18 décembre 2006

MM. Ferri & Larcenet, experts ès marketing

C'est Noël qui approche avec ses plus ou moins bonnes surprises dans nos rayons encombrés de bouquins. Sur les étagères de BD, mon dieu que de promesses de cadeaux alléchantes !

Alors chouette, super : FERRI et Manu LARCENET, ou plutôt leur éditeur, nous proposent une intégrale du merveilleux cycle Le Retour à la Terre (je dis merveilleux pour aller vite, comme vous savez). C'est une bonne idée. Je n'avais pas compris que le cycle était clos, mais je l'apprend par la même occasion, et je me dis que les bonnes choses ont une fin.

Pas troublé, pour le moment, donc.

Pourtant, le format de l'intégrale m'intrigue. C'est celui des volumes qui font un tabac ces dernières années dans le rayon dédié aux amoureux de la BD : le format du Jimmy Corrigan de Chris WARE, ou de l'intégrale des Peanuts de Charles M. SCHULZ.

Soit. Là encore, pas de quoi s'offusquer.
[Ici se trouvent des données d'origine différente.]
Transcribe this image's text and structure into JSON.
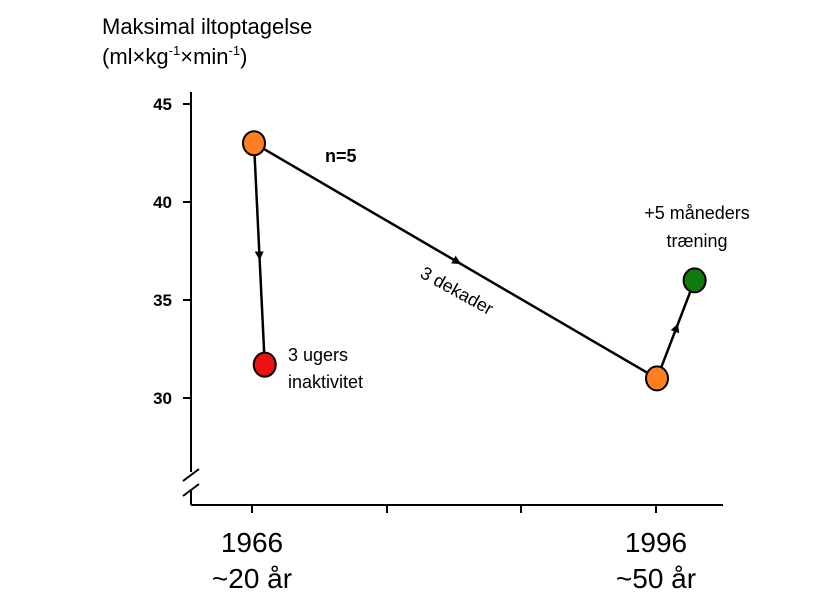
{
  "chart_data": {
    "type": "scatter",
    "ylabel_line1": "Maksimal iltoptagelse",
    "ylabel_unit": {
      "open": "(ml",
      "times1": "×",
      "kg": "kg",
      "exp1": "-1",
      "times2": "×",
      "min": "min",
      "exp2": "-1",
      "close": ")"
    },
    "ylim": [
      25,
      46
    ],
    "yticks": [
      30,
      35,
      40,
      45
    ],
    "x_categories": [
      {
        "year": "1966",
        "age": "~20 år"
      },
      {
        "year": "1996",
        "age": "~50 år"
      }
    ],
    "points": [
      {
        "id": "1966-baseline",
        "x": 1966.0,
        "y": 43.0,
        "color": "#ff7f1e"
      },
      {
        "id": "1966-inactivity",
        "x": 1966.8,
        "y": 31.7,
        "color": "#ee1111"
      },
      {
        "id": "1996-baseline",
        "x": 1996.0,
        "y": 31.0,
        "color": "#ff7f1e"
      },
      {
        "id": "1996-training",
        "x": 1998.8,
        "y": 36.0,
        "color": "#117a11"
      }
    ],
    "arrows": [
      {
        "from": "1966-baseline",
        "to": "1966-inactivity"
      },
      {
        "from": "1966-baseline",
        "to": "1996-baseline"
      },
      {
        "from": "1996-baseline",
        "to": "1996-training"
      }
    ],
    "annotations": {
      "n": "n=5",
      "decades": "3 dekader",
      "inactivity_line1": "3 ugers",
      "inactivity_line2": "inaktivitet",
      "training_line1": "+5 måneders",
      "training_line2": "træning"
    }
  }
}
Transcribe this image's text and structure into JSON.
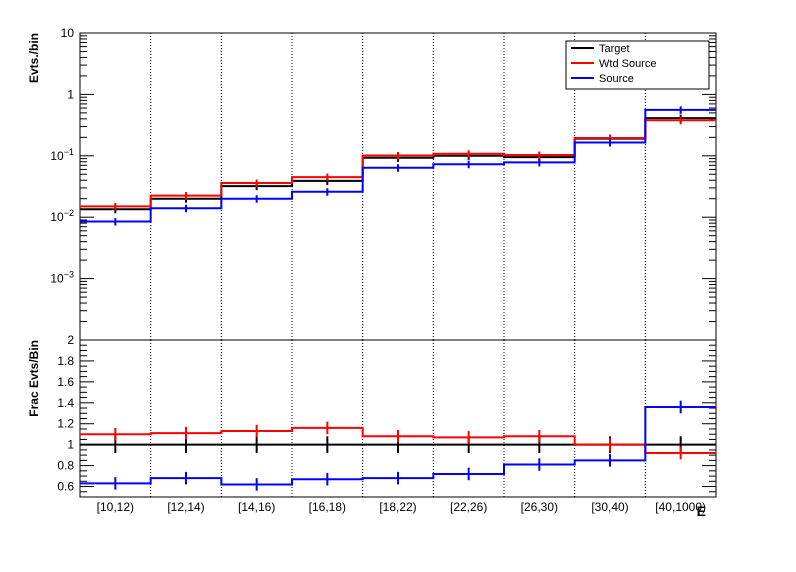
{
  "chart_data": [
    {
      "type": "line",
      "panel": "top",
      "title": "",
      "xlabel": "",
      "ylabel": "Evts./bin",
      "log_y": true,
      "ylim": [
        0.0001,
        10
      ],
      "categories": [
        "[10,12)",
        "[12,14)",
        "[14,16)",
        "[16,18)",
        "[18,22)",
        "[22,26)",
        "[26,30)",
        "[30,40)",
        "[40,1000)"
      ],
      "y_tick_labels": [
        "10",
        "1",
        "10^-1",
        "10^-2",
        "10^-3"
      ],
      "legend_position": "top-right",
      "series": [
        {
          "name": "Target",
          "color": "#000000",
          "values": [
            0.0135,
            0.02,
            0.032,
            0.039,
            0.093,
            0.1,
            0.095,
            0.19,
            0.41
          ]
        },
        {
          "name": "Wtd Source",
          "color": "#ff0000",
          "values": [
            0.015,
            0.0225,
            0.036,
            0.045,
            0.101,
            0.108,
            0.103,
            0.195,
            0.38
          ]
        },
        {
          "name": "Source",
          "color": "#0000ff",
          "values": [
            0.0085,
            0.014,
            0.02,
            0.026,
            0.064,
            0.073,
            0.078,
            0.165,
            0.56
          ]
        }
      ]
    },
    {
      "type": "line",
      "panel": "bottom",
      "title": "",
      "xlabel": "E",
      "ylabel": "Frac Evts/Bin",
      "ylim": [
        0.5,
        2
      ],
      "y_ticks": [
        0.6,
        0.8,
        1,
        1.2,
        1.4,
        1.6,
        1.8,
        2
      ],
      "y_tick_labels": [
        "0.6",
        "0.8",
        "1",
        "1.2",
        "1.4",
        "1.6",
        "1.8",
        "2"
      ],
      "categories": [
        "[10,12)",
        "[12,14)",
        "[14,16)",
        "[16,18)",
        "[18,22)",
        "[22,26)",
        "[26,30)",
        "[30,40)",
        "[40,1000)"
      ],
      "series": [
        {
          "name": "Target",
          "color": "#000000",
          "values": [
            1.0,
            1.0,
            1.0,
            1.0,
            1.0,
            1.0,
            1.0,
            1.0,
            1.0
          ]
        },
        {
          "name": "Wtd Source",
          "color": "#ff0000",
          "values": [
            1.1,
            1.11,
            1.13,
            1.16,
            1.08,
            1.07,
            1.08,
            1.0,
            0.92
          ]
        },
        {
          "name": "Source",
          "color": "#0000ff",
          "values": [
            0.63,
            0.68,
            0.62,
            0.67,
            0.68,
            0.72,
            0.81,
            0.85,
            1.36
          ]
        }
      ]
    }
  ]
}
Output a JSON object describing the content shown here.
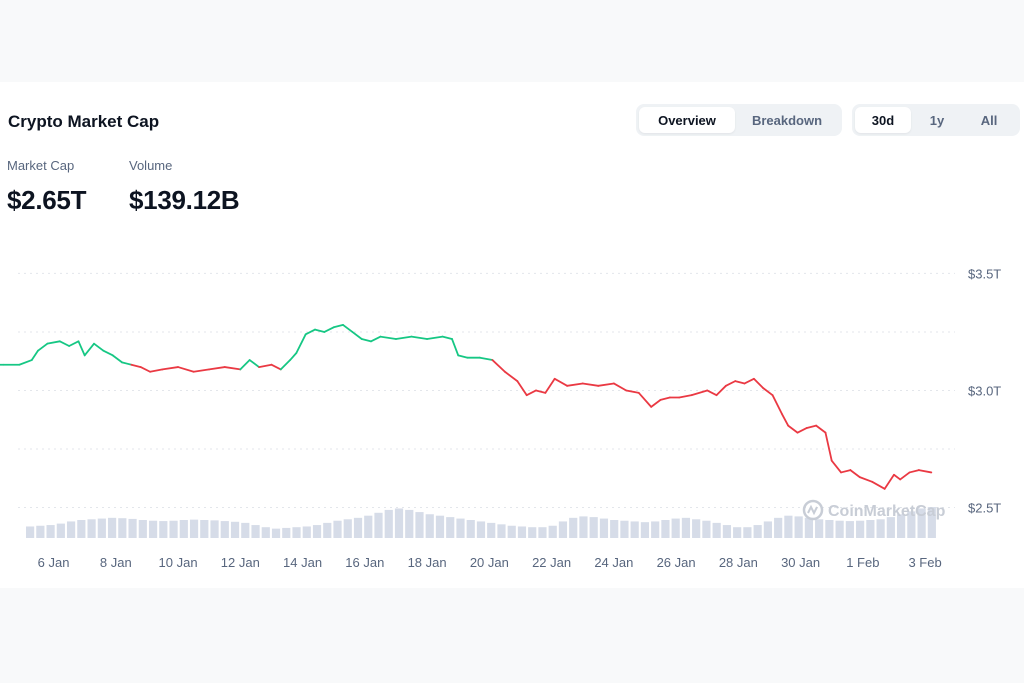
{
  "header": {
    "title": "Crypto Market Cap",
    "view_tabs": [
      {
        "label": "Overview",
        "active": true
      },
      {
        "label": "Breakdown",
        "active": false
      }
    ],
    "range_tabs": [
      {
        "label": "30d",
        "active": true
      },
      {
        "label": "1y",
        "active": false
      },
      {
        "label": "All",
        "active": false
      }
    ]
  },
  "stats": {
    "market_cap": {
      "label": "Market Cap",
      "value": "$2.65T"
    },
    "volume": {
      "label": "Volume",
      "value": "$139.12B"
    }
  },
  "watermark": "CoinMarketCap",
  "colors": {
    "up": "#16c784",
    "down": "#ea3943",
    "volume": "#cfd6e4",
    "grid": "#e3e6eb",
    "text": "#0d1421",
    "muted": "#58667e"
  },
  "chart_data": {
    "type": "line",
    "title": "",
    "y_ticks": [
      {
        "value": 3.5,
        "label": "$3.5T"
      },
      {
        "value": 3.0,
        "label": "$3.0T"
      },
      {
        "value": 2.5,
        "label": "$2.5T"
      }
    ],
    "ylim": [
      2.37,
      3.6
    ],
    "x_unit": "days since 4 Jan",
    "x_ticks": [
      {
        "x": 2,
        "label": "6 Jan"
      },
      {
        "x": 4,
        "label": "8 Jan"
      },
      {
        "x": 6,
        "label": "10 Jan"
      },
      {
        "x": 8,
        "label": "12 Jan"
      },
      {
        "x": 10,
        "label": "14 Jan"
      },
      {
        "x": 12,
        "label": "16 Jan"
      },
      {
        "x": 14,
        "label": "18 Jan"
      },
      {
        "x": 16,
        "label": "20 Jan"
      },
      {
        "x": 18,
        "label": "22 Jan"
      },
      {
        "x": 20,
        "label": "24 Jan"
      },
      {
        "x": 22,
        "label": "26 Jan"
      },
      {
        "x": 24,
        "label": "28 Jan"
      },
      {
        "x": 26,
        "label": "30 Jan"
      },
      {
        "x": 28,
        "label": "1 Feb"
      },
      {
        "x": 30,
        "label": "3 Feb"
      }
    ],
    "xlim": [
      0.6,
      30.8
    ],
    "baseline": 3.11,
    "series": [
      {
        "name": "Market Cap",
        "x": [
          0,
          0.4,
          0.9,
          1.3,
          1.5,
          1.8,
          2.2,
          2.5,
          2.8,
          3.0,
          3.3,
          3.6,
          3.9,
          4.2,
          4.5,
          4.8,
          5.1,
          5.5,
          6.0,
          6.5,
          7.0,
          7.5,
          8.0,
          8.3,
          8.6,
          9.0,
          9.3,
          9.6,
          9.8,
          10.1,
          10.4,
          10.7,
          11.0,
          11.3,
          11.6,
          11.9,
          12.2,
          12.5,
          13.0,
          13.5,
          14.0,
          14.5,
          14.8,
          15.0,
          15.3,
          15.7,
          16.1,
          16.5,
          16.9,
          17.2,
          17.5,
          17.8,
          18.1,
          18.5,
          19.0,
          19.5,
          20.0,
          20.4,
          20.8,
          21.2,
          21.5,
          21.8,
          22.1,
          22.5,
          23.0,
          23.3,
          23.6,
          23.9,
          24.2,
          24.5,
          24.8,
          25.1,
          25.4,
          25.6,
          25.9,
          26.2,
          26.5,
          26.8,
          27.0,
          27.3,
          27.6,
          27.9,
          28.3,
          28.7,
          29.0,
          29.2,
          29.5,
          29.8,
          30.2
        ],
        "y": [
          3.11,
          3.11,
          3.11,
          3.13,
          3.17,
          3.2,
          3.21,
          3.19,
          3.21,
          3.15,
          3.2,
          3.17,
          3.15,
          3.12,
          3.11,
          3.1,
          3.08,
          3.09,
          3.1,
          3.08,
          3.09,
          3.1,
          3.09,
          3.13,
          3.1,
          3.11,
          3.09,
          3.13,
          3.16,
          3.24,
          3.26,
          3.25,
          3.27,
          3.28,
          3.25,
          3.22,
          3.21,
          3.23,
          3.22,
          3.23,
          3.22,
          3.23,
          3.22,
          3.15,
          3.14,
          3.14,
          3.13,
          3.08,
          3.04,
          2.98,
          3.0,
          2.99,
          3.05,
          3.02,
          3.03,
          3.02,
          3.03,
          3.0,
          2.99,
          2.93,
          2.96,
          2.97,
          2.97,
          2.98,
          3.0,
          2.98,
          3.02,
          3.04,
          3.03,
          3.05,
          3.01,
          2.98,
          2.9,
          2.85,
          2.82,
          2.84,
          2.85,
          2.82,
          2.7,
          2.65,
          2.66,
          2.63,
          2.61,
          2.58,
          2.64,
          2.62,
          2.65,
          2.66,
          2.65
        ]
      }
    ],
    "volume": [
      0.32,
      0.34,
      0.36,
      0.4,
      0.46,
      0.5,
      0.52,
      0.54,
      0.56,
      0.55,
      0.53,
      0.5,
      0.48,
      0.47,
      0.48,
      0.5,
      0.51,
      0.5,
      0.49,
      0.47,
      0.45,
      0.42,
      0.36,
      0.3,
      0.26,
      0.28,
      0.3,
      0.32,
      0.36,
      0.42,
      0.48,
      0.52,
      0.56,
      0.62,
      0.7,
      0.78,
      0.82,
      0.78,
      0.72,
      0.66,
      0.62,
      0.58,
      0.54,
      0.5,
      0.46,
      0.42,
      0.38,
      0.34,
      0.32,
      0.3,
      0.3,
      0.34,
      0.46,
      0.56,
      0.6,
      0.58,
      0.54,
      0.5,
      0.48,
      0.46,
      0.44,
      0.46,
      0.5,
      0.54,
      0.56,
      0.52,
      0.48,
      0.42,
      0.36,
      0.3,
      0.3,
      0.36,
      0.46,
      0.56,
      0.62,
      0.6,
      0.56,
      0.52,
      0.5,
      0.48,
      0.47,
      0.48,
      0.5,
      0.52,
      0.58,
      0.66,
      0.74,
      0.82,
      0.86
    ]
  }
}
Je me saisis donc de l'intégrale du Retour à la terre... pour constater que les bandes sont présentées comme des strips, deux par page. Elles paraissent grossies, je ne sais pas si elles le sont vraiment. Ça n'est pas du tout du plus bel effet, ça casse la continuité de certains gags, qu'on lisait sur une page dans le format original...

... En bref, c'est quoi cette horreur ?

Admettre que Le Retour à la terre est un strip, pourquoi pas. Le strip est un format originellement inventé pour paraître dans une presse quotidienne qui offrait de moins en moins de place à l'illustration. D'où la concision atteinte par Schulz, par exemple. J'avais vu Le Combat ordinaire paraître dans "Ouest France", sans être un strip. Pourquoi pas ?

Mais bon sang, les quatre tomes du Retour à la terre ont paru originellement (et récemment) en format "bédé-de-48-pages", et voilà que l'intégrale, sous le prétexte du packaging "luxe" (je n'invente rien, c'est présenté comme ça sur différents sites), massacre le fil narratif.

En deux mots : pour quoi ?

A priori, pour faire comme les bonnes BD et avoir un produit bien placé pour les fêtes. Non ?

Alors, petites têtes pensantes de chez Dargaud, si vous êtes responsables de ce raté hivernal somme toute inoffensif, écoutez bien ceci : plutôt que de systématiser les intégrales façon "300-pages-à-29-euros", avec les auteurs de votre catalogue contemporain, vous feriez mieux de vous presser un peu de traduire l'intégrale des Peanuts, éditée par Fantagraphics. Parce qu'au rythme où vous êtes, et vu le nombre de tomes à paraître, on y sera encore à 72 ans !

Quoi, c'est donc ça, être l'éditeur de BD le plus en vue de l'hexagone ? Pensez-vous que parce que quelques fanatiques dans mon genre s'emballent sur une intégrale signée Charles M. Shulz, ils fonceront bille en tête sur vos protégés du moment, pour le plaisir d'avoir des bouquins de même taille à poser les uns à côté des autres sur l'étagère ?

Et les auteurs, à propos ? Pas complaisants là-dedans, non ?

Mieux vaut s'habiller en Père Noël ou en Mortemont sur le marché nocturne du village, que de travestir son œuvre ainsi, vous ne pensez pas ?

Et puisque Manu Larcenet sévit notoirement sur la blogosphère, c'est à lui que j'adresse ma requête, consécutive de ce qui précède : arrête-moi si je me trompe, Manu. Et surtout fais-moi mentir. Dis-nous que le format de l'intégrale, c'est celui que vous souhaitiez dès le départ, Ferri et toi. Et dis-nous ça sans colère, sans coup de gueule contre le monde entier. Sois magnanime. Nous ne sommes après tout, cher Manu, que tes consommateurs très dévoués.